Even if the claimants win this suit, they'll have a hard time getting any monetary satisfaction from defendants such as bin Laden and the Taliban. But the lawyers for the plaintiffs in the tanzanite suit say they're optimistic the action can stop STS from selling tanzanite and force it to donate to the victims' fund, WSJ reports.
On Feb. 9, U.S. State Dept. official MIke O'Keefe told attendees at a
meeting at the Tucson gem shows there is currently no connection between tanzanite and terrorism. O'Keefe tells Professional Jeweler he can't disprove what was mentioned in court documents during a 2001 trial concerning U.S. Embassy bombings in East Africa. The documents indicate an al Qaeda operative tried to sell tanzanite in the mid-1990s, though O'Keefe says the evidence is not definitive. "There are allegations that tanzanite was sold," he says. "However, I haven't seen conclusive evidence that it was."
WSJ says the new suit "was inspired by" its Nov. 16, 2001, report of a tie between tanzanite and al Qaeda. The plaintiffs' lawyers also relied on a follow-up article quoting from the diary of Wahid El-Hage, who was convicted for a role in the embassy bombings. In the journal, El Hage details attempts to sell tanzanite. The diary never said he completed a sale.
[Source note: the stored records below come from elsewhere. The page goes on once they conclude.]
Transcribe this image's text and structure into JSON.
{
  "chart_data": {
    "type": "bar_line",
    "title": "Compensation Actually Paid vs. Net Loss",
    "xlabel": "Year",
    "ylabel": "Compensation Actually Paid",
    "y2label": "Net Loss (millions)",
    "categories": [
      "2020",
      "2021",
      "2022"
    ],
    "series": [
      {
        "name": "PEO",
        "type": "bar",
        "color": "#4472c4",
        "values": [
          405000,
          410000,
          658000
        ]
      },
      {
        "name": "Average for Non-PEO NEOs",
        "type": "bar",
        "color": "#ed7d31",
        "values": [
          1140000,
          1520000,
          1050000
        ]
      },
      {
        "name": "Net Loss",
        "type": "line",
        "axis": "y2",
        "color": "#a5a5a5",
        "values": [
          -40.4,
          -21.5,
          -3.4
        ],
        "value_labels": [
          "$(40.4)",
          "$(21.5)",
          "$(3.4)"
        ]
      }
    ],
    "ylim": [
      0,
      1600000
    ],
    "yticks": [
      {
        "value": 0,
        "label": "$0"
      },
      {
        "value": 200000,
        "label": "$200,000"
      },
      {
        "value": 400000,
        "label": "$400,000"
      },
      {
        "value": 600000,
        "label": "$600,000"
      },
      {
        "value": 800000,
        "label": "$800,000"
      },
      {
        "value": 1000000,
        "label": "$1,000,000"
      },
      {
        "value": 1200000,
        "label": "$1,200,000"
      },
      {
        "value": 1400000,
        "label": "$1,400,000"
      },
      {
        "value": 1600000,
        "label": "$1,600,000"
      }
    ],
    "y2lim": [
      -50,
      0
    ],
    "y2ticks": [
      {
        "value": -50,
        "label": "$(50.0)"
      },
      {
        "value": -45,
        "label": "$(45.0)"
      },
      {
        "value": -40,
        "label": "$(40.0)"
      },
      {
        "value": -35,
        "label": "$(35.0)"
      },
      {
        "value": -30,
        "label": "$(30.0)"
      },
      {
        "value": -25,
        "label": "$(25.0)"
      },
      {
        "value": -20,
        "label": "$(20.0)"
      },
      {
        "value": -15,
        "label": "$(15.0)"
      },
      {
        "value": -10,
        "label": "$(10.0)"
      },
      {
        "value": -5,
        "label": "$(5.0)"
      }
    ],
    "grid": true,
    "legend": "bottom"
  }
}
According to a letter from a lawyer for El-Hage to a U.S. tanzanite dealer obtained by Professional Jeweler, "It has been established only that between 1995 and 1997 Mr. El-Hage attempted to act as a broker in the tanzanite business in Kenya, and to market an extremely small quantity of such stones in Africa, Europe and the United States. He was never more than a minimal factor, if a factor at all, in that market, and did not make a significant number of sales of tanzanite. In addition, there was not any evidence offered that any money Mr. El-Hage may have received as payment for tanzanite ever was used or transferred for the purpose of use for terrorist or illegal activity."
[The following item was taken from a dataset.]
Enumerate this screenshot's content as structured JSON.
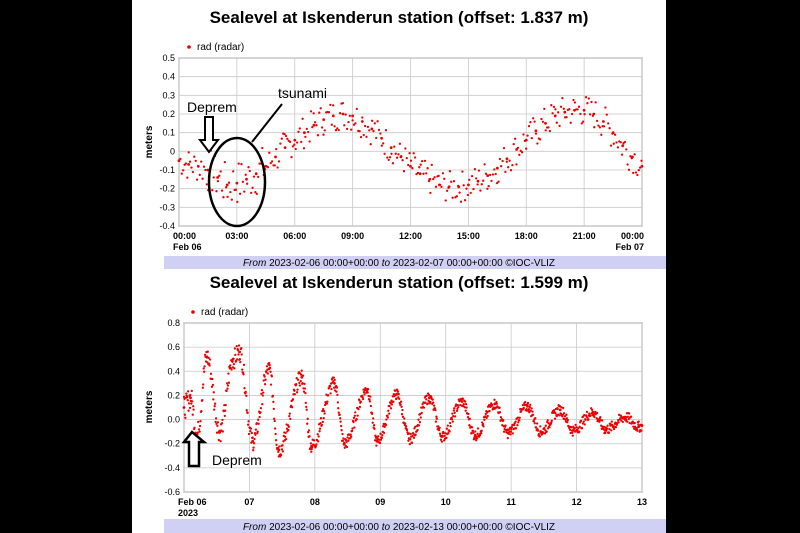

"Anybody involved in Sept. 11 should have their economic viability destroyed," Mark Lanier, one of the plaintiff's lawyers, tells WSJ. Lanier is well known for winning large judgements from the asbestos industry. The other lawyers retained have been involved in asbestos cases and criminal and media cases. The newspaper identifies the plaintiffs as the wife of a Cantor Fitzgerald LP broker, the wife of a New York police officer and the father of a New York firefighter.